Research: Rating Action: Moody’s Affirms TransCanada’s Ratings for Mexico Pipeline Investment; outlook stable

Approximately $34 billion worth of debt securities were affected

Toronto, August 5, 2022 – Moody’s Investors Service (“Moody’s”) has affirmed the ratings of TransCanada Pipelines Limited (TransCanada), including its Baa1 senior unsecured and issuer ratings, Baa2 junior subordinated rating and Prime-2 short-term commercial credit rating books. At the same time, Moody’s affirmed the Baa2 rating of TransCanada’s issuer, parent company TC Energy Corporation (TC Energy). The outlook for both entities remains stable.

See below for a complete list of rating actions.

Affirmations:

..Issuer: TC Energy Corporation

…. Issuer Rating Affirmed Baa2

..Issuer: TransCanada PipeLines Limited

…. Issuer Rating Affirmed Baa1

….Junior Subordinated Ordinary Notes/Bonds Affirmed Baa2

…. Senior Unsecured Shelf Confirmed (P)Baa1

….Senior Unsecured Commercial Paper, Confirmed P-2

….Senior Unsecured Medium Term Bond Program Affirmed (P)Baa1

….Senior Unsecured Ordinary Notes/Bonds Affirmed Baa1

Outlook Actions:

..Issuer: TC Energy Corporation

….View remains stable

..Issuer: TransCanada PipeLines Limited

….View remains stable

RATIONALE FOR RATINGS

“TC Energy’s ratings affirmation reflects our view that there is only a moderate increase in business risk associated with the recently announced growth in the company’s Mexican natural gas pipeline segment,” said Gavin McFarlane, vice president – senior credit officer. “TC Energy has announced a C$1.8 billion discretionary equity issuance and we expect other credit-friendly measures, including the possibility of a hybrid securitization and asset sale, to support the balance sheet during construction,” McFarlane added.

On August 4, TC Energy announced that it is moving forward with the $4.5 billion Southeast Gateway Pipeline (SGP) project along the Gulf Coast. This substantial expansion of the company’s Mexican gas transportation business is itself credit negative due to the higher level of business and political risk associated with doing business in Mexico compared to the rest of the company’s asset portfolio. However, growth in the segment will be tempered by the 15% interest that Comision Federal de Electricidad (CFE Baa2 stable) will have in TC Energy’s Mexico-based subsidiary in the operating SGP. In addition to SGP, this subsidiary will own a portfolio of Mexican pipeline assets currently held by TC Energy. In addition, TC Energy is committed to capping segment size at around 10% of EBITDA, an important driver of rating affirmations.

Despite the increased business and political risk, we note that the company’s Mexican gas transportation assets have a relatively low risk profile that is similar to other assets owned by TransCanada. All Mexican natural gas pipeline assets are contracted to CFE, which is wholly owned by the government of Mexico (Baa2 stable) and accounts for nearly all of the segment’s revenue.
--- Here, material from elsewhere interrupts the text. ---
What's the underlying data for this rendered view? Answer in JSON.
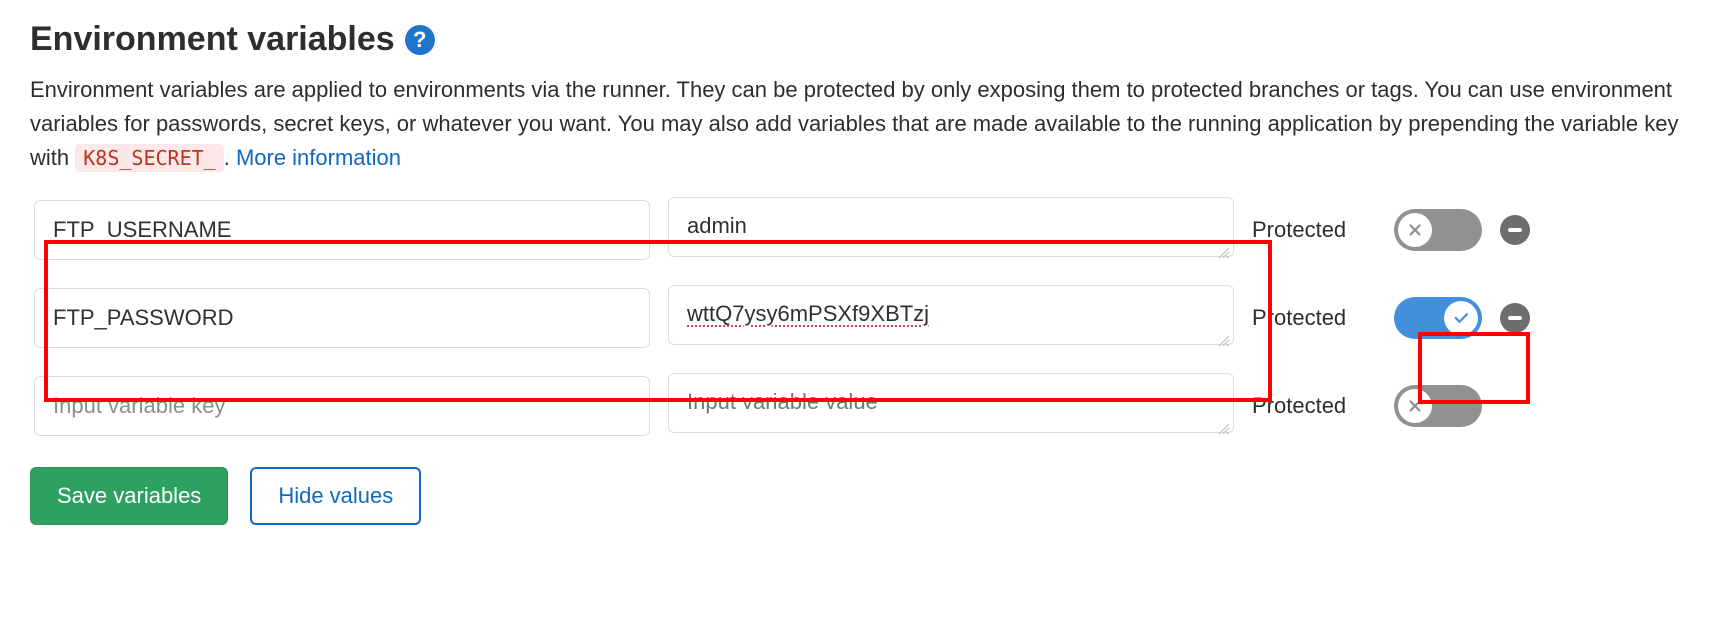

These contracts have long maturities, expiring around mid-century, and are all take-or-pay capacity contracts that typically have low volume risk. The new Transportation Services Agreement (TSA) de-risks the volume of assets held by the new pipeline holding company, and the pipelines bear no responsibility for gas deliveries.

Although TransCanada currently has limited balance sheet capacity to pursue such a large project, concurrently with its announcement to proceed with the SGP, the company announced the issuance of purchased capital from a CAD 1.8 billion deal to help finance the project. We also expect the company to provide additional support to its balance sheet through a combination of asset sales and gradual hybrids during construction, maintaining its current credit quality.

The ratings affirmation also reflects the predictable and growing cash flow, large size and diversification of TransCanada’s portfolio. This cash flow is typically supported by either cost-of-service adjustments or long-term contracts with investment-grade counterparties. Offsetting these strengths are weak financials and a large capital program with increased, albeit diminishing, execution risk even with the new project. We forecast a proportionately consolidated debt-to-EBITDA ratio of around 5.5x in 2022, which will gradually decline over the coming years. The company will continue with its CAD 33 billion capital program for the period 2022-2028, with execution risk associated with approximately CAD 23 billion still to be spent on project completions. We expect the capital program and dividends to be primarily funded with cash flows from operations, equity capital in the form of a C$1.8 billion discretionary equity issuance, and a dividend reinvestment program, hybrids, asset sales with some additional debt.

Rating Outlook

The stable outlook for TC Energy and TransCanada reflects Moody’s expectation that the company will continue to generate predictable cash flow and that its consolidated debt-to-EBITDA ratio will peak at 5.5x in 2022 and gradually decline from there.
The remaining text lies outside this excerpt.